Méditerranée

Page - 21 avril, 2010
Depuis plusieurs années, Greenpeace met l'accent sur l'urgence écologique en Méditerranée et propose d'y répondre par la création de réserves marines.

Notre réponse à la surpêche en Méditerranée? La création de réserves marines.

Quels problèmes?

En Méditerranée, la pêche n'est pas assez respectueuse des écosystèmes marins. Les quotas, quand il y a, ne sont pas assez restrictifs ou ne sont pas respectés. Les filets dérivants, malgré leur interdiction, sont toujours utilisés. La pratique du chalutage de fond est encore très fréquente.

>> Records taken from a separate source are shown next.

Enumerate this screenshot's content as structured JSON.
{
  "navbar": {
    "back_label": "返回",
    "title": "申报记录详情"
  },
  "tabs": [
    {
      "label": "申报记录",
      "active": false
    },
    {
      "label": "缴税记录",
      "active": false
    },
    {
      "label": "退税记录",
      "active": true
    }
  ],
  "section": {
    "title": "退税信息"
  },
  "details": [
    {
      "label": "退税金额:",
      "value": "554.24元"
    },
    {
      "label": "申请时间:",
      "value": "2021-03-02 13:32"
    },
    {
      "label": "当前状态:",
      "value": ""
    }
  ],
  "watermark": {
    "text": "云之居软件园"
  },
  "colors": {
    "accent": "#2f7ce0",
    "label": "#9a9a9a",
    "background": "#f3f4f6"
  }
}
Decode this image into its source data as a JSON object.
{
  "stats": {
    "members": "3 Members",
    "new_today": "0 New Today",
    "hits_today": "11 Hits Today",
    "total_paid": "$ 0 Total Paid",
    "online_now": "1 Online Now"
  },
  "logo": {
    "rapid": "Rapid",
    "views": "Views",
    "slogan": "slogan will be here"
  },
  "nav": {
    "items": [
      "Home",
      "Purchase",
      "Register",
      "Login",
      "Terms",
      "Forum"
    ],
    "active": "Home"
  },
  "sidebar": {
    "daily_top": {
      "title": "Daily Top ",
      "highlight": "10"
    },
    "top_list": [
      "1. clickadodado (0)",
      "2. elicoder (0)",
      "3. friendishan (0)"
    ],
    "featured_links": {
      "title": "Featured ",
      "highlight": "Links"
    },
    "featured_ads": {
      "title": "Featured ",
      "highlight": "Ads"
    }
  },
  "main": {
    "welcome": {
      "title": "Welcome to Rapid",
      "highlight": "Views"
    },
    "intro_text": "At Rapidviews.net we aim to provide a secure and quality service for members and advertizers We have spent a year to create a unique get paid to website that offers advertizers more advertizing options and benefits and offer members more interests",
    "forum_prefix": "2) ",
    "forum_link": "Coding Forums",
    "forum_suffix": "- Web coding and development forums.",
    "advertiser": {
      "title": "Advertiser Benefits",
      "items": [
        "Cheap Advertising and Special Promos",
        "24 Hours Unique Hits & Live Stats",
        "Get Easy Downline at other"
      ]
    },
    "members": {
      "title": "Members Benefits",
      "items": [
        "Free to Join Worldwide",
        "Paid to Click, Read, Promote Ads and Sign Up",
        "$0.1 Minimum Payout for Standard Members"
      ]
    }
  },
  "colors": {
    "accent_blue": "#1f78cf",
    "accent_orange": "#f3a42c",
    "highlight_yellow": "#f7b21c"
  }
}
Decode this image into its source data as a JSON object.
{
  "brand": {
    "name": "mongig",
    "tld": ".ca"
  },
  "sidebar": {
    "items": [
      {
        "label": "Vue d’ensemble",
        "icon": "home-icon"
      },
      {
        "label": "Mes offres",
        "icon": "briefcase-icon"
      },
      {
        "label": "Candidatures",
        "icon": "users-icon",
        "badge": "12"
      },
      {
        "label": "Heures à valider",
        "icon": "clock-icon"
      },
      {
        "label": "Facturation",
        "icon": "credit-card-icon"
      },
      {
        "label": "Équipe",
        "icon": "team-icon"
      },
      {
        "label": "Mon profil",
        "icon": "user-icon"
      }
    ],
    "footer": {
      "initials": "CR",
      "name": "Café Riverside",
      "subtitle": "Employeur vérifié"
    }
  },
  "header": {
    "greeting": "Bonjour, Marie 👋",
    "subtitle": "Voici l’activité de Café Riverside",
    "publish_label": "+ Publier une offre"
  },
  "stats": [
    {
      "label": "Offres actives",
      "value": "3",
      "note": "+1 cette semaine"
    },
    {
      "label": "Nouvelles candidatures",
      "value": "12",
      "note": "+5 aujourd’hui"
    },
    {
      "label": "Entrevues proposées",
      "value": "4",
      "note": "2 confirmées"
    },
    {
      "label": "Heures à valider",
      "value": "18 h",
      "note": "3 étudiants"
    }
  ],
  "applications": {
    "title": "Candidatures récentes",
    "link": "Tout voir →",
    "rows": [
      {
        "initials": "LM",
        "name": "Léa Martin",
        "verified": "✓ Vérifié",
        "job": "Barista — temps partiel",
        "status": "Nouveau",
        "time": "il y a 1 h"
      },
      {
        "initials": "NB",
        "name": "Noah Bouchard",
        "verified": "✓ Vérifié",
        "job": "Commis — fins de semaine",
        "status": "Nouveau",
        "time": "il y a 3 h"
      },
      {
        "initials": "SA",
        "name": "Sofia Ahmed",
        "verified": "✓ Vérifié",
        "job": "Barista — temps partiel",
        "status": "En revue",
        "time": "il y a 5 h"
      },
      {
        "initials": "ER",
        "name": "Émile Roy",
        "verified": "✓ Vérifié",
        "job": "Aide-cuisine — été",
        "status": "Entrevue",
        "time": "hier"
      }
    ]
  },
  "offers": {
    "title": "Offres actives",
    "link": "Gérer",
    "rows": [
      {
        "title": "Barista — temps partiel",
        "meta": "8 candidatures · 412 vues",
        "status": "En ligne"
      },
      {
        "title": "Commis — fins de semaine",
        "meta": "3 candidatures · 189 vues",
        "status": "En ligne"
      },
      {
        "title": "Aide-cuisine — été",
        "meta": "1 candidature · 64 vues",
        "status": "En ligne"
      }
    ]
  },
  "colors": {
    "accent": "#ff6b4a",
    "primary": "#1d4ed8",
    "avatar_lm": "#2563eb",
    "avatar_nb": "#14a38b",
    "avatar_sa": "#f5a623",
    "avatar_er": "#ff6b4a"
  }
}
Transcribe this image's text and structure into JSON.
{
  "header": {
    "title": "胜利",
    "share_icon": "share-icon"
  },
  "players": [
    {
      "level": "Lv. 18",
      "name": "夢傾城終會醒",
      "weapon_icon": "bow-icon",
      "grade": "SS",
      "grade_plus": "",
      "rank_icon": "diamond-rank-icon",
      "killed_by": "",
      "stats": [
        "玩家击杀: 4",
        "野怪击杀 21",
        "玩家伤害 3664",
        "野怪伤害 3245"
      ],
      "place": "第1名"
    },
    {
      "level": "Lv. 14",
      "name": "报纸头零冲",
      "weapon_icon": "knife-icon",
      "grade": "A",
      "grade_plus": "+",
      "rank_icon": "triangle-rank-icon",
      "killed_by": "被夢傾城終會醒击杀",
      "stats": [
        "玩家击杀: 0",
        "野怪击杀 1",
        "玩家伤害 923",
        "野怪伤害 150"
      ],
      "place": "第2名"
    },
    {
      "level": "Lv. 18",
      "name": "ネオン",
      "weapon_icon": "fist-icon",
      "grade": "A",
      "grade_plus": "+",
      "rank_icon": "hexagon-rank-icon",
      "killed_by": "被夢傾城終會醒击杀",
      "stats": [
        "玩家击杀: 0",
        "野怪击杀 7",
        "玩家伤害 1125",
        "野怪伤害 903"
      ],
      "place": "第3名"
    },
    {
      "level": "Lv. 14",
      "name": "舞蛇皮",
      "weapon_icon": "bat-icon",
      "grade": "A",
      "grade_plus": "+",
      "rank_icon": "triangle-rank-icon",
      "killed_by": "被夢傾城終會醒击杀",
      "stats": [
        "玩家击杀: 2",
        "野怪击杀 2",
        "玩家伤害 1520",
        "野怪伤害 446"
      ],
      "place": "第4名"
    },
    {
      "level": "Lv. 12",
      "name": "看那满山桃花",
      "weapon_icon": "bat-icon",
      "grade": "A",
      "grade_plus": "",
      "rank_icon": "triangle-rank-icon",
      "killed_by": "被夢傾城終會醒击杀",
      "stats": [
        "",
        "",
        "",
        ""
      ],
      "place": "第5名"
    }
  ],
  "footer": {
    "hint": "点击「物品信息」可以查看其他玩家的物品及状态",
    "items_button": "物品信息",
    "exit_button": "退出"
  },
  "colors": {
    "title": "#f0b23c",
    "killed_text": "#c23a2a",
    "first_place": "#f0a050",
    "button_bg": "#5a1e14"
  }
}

Le résultat, c'est trop de prises, et trop de prises accessoires.

L'aquaculture affecte tout autant l'écologie de la Méditerranée. L'élevage de plantes et d'animaux marins entraîne l'utilisation d'antibiotiques et le rejet de déjections qui polluent la mer. De nombreuses espèces élevées sont carnivores et réclament de grandes quantités de poissons. Au final, les fermes d'élevage, tout comme les fermes de thon rouge, accroissent la pression sur les écosystèmes.

D'autres activités économiques mettent en péril la Méditerranée. Le trafic maritime entraîne une pollution par les rejets d'hydrocarbure: l'équivalent de plusieurs marées noires par année! S'y ajoutent les rejets agricoles, industriels et urbains: effluents d'eaux usées, matériaux d'emballages, plastiques, pesticides, engrais, solvants, etc. Le faible échange d'eau dans le bassin méditerranéen amplifie cette accumulation des polluants. Sans parler des risques liés au transit de matières dangereuses (chimiques, radioactives, etc.)

En outre, la Méditerranée capte 33% du tourisme mondial. Cela accroit automatiquement la pression sur la mer et le bétonnage du littoral. Cette expansion des infrastructures modifie d'autant plus l'organisation de la vie marine que le tourisme est souvent concentré dans les zones d'une grande richesse naturelle.

Tous ces facteurs (et d'autres, comme le développement des espèces invasives) se combinent pour mettre en péril la biodiversité en Méditerranée. De nombreuses espèces sont en voie d'extinction. Le thon rouge est l'exemple le plus connu. Mais il n'est pas le seul. D'autres animaux sont menacés: l'espadon, les cétacés, certaines espèces de raies et de requins, le phoque moine, les tortues vertes, luth et caouannes, etc. En outre, les herbiers de Posidonie, un des habitats les plus importants de Méditerranée, sont en déclin en de nombreux endroits du bassin.

Quelle solution?

Pour faire face à l'urgence écologique en Méditerranée, Greenpeace défend l'instauration d'un réseau de réserves marines qui couvrirait 40% de la Méditerranée.

Il s'agirait aussi bien de réserves à grande échelle en haute mer que de réserves plus petites le long des côtes. Elles couvriraient l'ensemble des écosystèmes méditerranéens, en particulier les zones de reproduction. Elles permettraient non seulement de préserver (et parfois restaurer) ces ressources naturelles, mais également de pérenniser les activités économiques et de garantir le cadre de de vie des riverains.

Aujourd'hui, seul 1% de la Méditerranée est protégé! Les scientifiques estiment que 20 à 50% devraient l'être. Notre proposition de 40% n'a donc rien de fantaisiste. C'est une nécessité si nous voulons que la Méditerranée soit sauvegardée.